Frank Gresham's First Speech
Too Long; Didn't ReadWe have said, that over and above those assembled in the house, there came to the Greshamsbury dinner on Frank's birthday the Jacksons of the Grange, consisting of Mr and Mrs Jackson; the Batesons from Annesgrove, viz., Mr and Mrs Bateson, and Miss Bateson, their daughter—an unmarried lady of about fifty; the Bakers of Mill Hill, father and son; and Mr Caleb Oriel, the rector, with his beautiful sister, Patience. Dr Thorne, and his niece Mary, we count among those already assembled at Greshamsbury.
There was nothing very magnificent in the number of the guests thus brought together to do honour to young Frank; but he, perhaps, was called on to take a more prominent part in the proceedings, to be made more of a hero than would have been the case had half the county been there. In that case the importance of the guests would have been so great that Frank would have got off with a half-muttered speech or two; but now he had to make a separate oration to every one, and very weary work he found it.
The Batesons, Bakers, and Jacksons were very civil; no doubt the more so from an unconscious feeling on their part, that as the squire was known to be a little out at elbows as regards money, any deficiency on their part might be considered as owing to the present state of affairs at Greshamsbury.

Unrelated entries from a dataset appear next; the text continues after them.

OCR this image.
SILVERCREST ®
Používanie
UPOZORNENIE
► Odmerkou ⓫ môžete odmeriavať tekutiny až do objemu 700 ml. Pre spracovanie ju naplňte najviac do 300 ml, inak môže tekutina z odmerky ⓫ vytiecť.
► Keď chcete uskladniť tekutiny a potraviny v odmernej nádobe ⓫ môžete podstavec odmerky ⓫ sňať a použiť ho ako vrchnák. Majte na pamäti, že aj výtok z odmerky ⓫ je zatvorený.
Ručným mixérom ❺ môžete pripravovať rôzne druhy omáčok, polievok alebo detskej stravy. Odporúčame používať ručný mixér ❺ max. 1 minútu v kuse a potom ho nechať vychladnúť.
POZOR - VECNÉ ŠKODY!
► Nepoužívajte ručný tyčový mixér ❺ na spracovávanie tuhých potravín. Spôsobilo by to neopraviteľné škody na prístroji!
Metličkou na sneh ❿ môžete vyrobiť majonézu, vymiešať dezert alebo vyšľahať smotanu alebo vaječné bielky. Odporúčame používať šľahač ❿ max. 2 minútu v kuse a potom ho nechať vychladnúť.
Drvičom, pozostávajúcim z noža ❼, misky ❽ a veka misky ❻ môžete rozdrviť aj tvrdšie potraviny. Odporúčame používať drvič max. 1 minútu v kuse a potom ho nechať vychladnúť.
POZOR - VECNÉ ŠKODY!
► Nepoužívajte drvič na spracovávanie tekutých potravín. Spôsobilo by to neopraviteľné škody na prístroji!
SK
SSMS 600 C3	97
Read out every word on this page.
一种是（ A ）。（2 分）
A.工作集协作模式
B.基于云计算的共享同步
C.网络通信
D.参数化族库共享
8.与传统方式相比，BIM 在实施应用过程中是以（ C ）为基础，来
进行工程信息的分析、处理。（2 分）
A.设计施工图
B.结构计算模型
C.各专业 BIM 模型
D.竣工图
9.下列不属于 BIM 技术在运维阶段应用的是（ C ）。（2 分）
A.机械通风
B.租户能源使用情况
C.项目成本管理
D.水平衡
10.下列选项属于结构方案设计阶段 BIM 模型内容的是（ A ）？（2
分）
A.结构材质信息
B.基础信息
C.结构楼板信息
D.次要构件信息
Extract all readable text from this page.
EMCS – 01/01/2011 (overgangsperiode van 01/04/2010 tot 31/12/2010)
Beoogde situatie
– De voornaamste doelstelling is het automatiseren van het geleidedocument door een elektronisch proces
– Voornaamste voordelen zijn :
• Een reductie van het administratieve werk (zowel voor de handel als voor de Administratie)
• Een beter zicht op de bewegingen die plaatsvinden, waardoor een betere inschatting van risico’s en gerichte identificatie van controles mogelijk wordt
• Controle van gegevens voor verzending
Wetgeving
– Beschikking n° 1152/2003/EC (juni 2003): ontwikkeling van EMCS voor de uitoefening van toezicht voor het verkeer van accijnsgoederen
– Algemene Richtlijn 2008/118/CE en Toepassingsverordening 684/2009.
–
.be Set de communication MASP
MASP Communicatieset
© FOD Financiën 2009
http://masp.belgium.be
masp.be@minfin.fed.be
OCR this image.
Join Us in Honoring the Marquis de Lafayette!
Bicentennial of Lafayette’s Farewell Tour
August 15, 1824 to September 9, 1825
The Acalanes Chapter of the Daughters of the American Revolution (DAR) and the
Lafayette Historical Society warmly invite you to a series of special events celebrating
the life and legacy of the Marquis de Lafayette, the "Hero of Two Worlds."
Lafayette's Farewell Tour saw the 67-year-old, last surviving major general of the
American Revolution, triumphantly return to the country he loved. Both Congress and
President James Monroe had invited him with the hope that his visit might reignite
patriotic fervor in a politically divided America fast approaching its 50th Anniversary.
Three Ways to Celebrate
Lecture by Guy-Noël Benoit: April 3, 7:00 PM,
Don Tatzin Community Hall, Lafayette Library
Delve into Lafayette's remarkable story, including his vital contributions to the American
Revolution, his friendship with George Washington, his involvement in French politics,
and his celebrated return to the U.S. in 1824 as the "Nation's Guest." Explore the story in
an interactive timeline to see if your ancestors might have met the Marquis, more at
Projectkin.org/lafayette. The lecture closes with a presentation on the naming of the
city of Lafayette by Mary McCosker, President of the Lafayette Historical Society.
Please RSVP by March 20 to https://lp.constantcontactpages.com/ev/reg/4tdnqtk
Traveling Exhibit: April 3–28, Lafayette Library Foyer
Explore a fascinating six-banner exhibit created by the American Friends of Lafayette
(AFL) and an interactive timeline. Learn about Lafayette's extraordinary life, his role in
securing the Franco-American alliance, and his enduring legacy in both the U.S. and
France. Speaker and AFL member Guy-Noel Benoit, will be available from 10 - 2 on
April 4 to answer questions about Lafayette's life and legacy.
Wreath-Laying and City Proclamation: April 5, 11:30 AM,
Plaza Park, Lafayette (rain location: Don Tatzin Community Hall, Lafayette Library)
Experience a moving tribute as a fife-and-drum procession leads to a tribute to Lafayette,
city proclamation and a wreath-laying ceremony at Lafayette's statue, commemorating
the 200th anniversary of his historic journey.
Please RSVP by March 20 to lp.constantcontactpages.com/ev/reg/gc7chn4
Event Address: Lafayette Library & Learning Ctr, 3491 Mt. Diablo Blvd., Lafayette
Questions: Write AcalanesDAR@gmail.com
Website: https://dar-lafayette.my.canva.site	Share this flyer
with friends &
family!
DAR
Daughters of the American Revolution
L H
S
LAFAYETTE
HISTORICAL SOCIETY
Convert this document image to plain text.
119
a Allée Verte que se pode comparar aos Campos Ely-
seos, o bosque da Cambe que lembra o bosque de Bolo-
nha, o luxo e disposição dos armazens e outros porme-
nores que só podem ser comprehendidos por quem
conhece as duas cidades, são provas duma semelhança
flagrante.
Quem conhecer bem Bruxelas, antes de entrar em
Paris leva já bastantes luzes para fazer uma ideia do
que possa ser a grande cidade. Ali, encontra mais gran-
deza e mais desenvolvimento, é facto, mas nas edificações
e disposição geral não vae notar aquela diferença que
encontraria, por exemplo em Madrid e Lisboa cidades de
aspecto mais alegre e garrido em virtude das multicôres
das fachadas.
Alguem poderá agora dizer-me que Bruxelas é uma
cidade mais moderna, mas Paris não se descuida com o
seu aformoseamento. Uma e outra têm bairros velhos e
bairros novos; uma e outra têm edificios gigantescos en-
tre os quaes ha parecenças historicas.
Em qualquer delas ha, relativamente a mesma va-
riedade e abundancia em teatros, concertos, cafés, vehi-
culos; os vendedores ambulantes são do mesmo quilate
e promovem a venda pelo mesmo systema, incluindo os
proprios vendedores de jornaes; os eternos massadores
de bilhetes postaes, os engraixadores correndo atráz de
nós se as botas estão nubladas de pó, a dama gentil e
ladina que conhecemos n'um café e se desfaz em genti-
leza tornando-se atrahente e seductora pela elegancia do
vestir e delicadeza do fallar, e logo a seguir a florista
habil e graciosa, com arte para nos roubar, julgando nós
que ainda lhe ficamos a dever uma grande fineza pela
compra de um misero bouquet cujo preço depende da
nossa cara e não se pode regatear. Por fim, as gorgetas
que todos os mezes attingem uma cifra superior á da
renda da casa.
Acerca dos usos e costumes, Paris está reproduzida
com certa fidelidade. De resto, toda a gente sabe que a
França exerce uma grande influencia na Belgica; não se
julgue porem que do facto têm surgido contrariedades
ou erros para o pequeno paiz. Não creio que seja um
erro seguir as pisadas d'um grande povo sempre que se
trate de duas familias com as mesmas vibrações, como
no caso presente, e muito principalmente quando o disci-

Fourteen thousand a year will receive honour; in that case there is no doubt, and the man absolutely possessing it is not apt to be suspicious as to the treatment he may receive; but the ghost of fourteen thousand a year is not always so self-assured. Mr Baker, with his moderate income, was a very much richer man than the squire; and, therefore, he was peculiarly forward in congratulating Frank on the brilliancy of his prospects.